Entente à 4,2 millions $ dans une action collective

La Cour supérieure a approuvé une entente de règlement d’une action collective visant Exo et l'Autorité régionale de transport métropolitain (ARTM).
Ce règlement de 4,2 millions de dollars mettra fin à la poursuite lancée le 20 juillet 2018 par le demandeur, Spiros Konstas.
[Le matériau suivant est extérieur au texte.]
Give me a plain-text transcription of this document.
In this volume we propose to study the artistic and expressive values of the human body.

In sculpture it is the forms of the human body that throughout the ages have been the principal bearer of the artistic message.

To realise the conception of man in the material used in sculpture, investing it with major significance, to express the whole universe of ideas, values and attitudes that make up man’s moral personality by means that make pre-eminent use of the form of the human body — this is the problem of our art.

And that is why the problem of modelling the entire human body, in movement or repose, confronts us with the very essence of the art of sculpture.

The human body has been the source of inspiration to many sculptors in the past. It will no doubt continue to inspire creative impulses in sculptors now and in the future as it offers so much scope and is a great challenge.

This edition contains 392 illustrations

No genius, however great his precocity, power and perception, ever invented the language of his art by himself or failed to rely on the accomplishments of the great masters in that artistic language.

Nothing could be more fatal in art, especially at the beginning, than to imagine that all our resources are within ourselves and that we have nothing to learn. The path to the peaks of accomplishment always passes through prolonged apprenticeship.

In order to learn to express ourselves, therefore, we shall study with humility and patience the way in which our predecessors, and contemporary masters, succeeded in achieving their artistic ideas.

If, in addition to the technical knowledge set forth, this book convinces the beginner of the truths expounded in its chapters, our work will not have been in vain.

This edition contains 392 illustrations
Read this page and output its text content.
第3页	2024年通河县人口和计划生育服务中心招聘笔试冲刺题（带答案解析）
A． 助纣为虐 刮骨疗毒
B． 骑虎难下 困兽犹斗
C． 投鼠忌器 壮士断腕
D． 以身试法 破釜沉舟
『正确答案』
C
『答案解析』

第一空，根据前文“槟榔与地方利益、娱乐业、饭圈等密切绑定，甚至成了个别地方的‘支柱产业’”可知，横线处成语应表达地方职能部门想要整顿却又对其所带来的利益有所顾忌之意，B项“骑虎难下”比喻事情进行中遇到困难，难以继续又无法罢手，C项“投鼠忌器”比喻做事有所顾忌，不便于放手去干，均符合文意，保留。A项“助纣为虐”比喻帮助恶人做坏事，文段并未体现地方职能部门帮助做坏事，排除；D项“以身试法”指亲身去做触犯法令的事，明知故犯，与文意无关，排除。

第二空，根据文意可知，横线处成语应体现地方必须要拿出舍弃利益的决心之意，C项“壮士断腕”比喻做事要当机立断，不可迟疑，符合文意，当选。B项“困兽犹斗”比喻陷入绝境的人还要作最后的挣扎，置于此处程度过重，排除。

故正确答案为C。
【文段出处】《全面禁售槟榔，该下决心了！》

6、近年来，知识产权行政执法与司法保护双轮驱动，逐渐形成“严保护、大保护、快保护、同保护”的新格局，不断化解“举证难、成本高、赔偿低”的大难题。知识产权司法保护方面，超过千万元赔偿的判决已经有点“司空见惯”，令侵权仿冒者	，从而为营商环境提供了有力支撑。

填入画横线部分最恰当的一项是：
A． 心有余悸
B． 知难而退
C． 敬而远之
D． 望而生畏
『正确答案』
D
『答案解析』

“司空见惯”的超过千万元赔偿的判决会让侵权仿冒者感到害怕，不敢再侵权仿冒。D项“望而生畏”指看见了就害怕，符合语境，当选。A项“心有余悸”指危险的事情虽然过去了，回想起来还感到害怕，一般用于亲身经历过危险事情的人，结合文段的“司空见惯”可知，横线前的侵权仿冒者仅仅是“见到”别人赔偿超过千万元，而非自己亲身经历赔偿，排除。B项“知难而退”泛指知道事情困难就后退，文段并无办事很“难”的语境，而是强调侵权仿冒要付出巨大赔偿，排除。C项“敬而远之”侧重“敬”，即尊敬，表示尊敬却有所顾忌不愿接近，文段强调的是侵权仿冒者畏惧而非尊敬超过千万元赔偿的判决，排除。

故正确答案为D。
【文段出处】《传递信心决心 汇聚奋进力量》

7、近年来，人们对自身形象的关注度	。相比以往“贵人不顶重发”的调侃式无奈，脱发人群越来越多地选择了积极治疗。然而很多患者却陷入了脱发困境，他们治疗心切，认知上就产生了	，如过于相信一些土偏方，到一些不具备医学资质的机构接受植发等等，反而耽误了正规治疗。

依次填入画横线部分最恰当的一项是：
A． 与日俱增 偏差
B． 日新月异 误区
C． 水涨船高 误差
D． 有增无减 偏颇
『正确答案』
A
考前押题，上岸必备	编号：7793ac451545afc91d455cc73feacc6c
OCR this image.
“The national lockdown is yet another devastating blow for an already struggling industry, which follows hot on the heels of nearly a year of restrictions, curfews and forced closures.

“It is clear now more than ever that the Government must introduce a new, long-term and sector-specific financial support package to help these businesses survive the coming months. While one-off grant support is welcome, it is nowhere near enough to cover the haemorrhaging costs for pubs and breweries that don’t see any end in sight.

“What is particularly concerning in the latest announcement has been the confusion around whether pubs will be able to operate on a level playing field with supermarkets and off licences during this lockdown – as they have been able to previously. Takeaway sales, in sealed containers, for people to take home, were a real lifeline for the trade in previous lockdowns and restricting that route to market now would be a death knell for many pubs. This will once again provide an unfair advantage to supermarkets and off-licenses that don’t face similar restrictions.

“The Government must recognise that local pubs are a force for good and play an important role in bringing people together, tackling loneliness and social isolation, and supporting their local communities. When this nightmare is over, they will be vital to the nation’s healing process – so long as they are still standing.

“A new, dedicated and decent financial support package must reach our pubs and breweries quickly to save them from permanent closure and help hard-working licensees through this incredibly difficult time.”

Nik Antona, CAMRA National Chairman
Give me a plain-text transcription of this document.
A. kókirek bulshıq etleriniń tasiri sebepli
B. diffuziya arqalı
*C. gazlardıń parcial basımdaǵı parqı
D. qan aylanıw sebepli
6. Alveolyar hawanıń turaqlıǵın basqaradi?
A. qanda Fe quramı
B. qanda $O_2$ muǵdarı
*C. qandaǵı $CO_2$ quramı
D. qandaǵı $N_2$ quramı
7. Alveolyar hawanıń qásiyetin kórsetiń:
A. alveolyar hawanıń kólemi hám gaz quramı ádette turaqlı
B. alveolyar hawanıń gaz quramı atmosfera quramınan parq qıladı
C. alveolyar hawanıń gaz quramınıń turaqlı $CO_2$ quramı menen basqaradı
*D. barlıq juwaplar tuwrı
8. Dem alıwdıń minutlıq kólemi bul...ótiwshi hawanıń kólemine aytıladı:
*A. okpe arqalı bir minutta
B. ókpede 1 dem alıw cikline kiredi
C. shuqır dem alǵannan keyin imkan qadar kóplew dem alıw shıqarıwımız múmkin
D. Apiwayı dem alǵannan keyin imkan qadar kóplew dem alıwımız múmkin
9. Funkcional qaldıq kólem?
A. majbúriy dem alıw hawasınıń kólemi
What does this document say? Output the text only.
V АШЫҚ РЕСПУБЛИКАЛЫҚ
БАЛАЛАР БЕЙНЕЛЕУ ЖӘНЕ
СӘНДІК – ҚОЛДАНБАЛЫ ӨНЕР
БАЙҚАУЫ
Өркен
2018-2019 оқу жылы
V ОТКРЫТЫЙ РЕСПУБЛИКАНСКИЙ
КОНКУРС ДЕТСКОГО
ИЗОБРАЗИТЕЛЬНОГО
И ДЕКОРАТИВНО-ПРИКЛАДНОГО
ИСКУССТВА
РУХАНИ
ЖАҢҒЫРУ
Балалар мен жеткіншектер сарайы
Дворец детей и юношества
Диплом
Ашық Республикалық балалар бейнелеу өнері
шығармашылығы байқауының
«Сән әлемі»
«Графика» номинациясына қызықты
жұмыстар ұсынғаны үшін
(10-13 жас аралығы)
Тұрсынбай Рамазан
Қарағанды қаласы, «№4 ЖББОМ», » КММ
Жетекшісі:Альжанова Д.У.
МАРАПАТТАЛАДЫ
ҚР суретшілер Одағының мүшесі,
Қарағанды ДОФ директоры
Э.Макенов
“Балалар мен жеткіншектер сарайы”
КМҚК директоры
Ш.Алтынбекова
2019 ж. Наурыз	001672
Celui-ci reprochait aux deux défenderesses d’avoir laissé survenir des perturbations de service sur les lignes Deux-Montagnes et Mascouche durant une période déterminée.
Le demandeur est représenté par Me Marie-Hélène Desaunettes du cabinet Nelson Champagne, ainsi que par Me Jean-Philippe Caron et Me Gabriel Bois du cabinet Calex Légal.
Le Réseau de transport métropolitain (Exo) est représenté par Me Ariane Boyer, Me Annie-Claude Trudeau du cabinet BCF, ainsi que par l’avocate interne d’Exo Me Sarah Lefebvre.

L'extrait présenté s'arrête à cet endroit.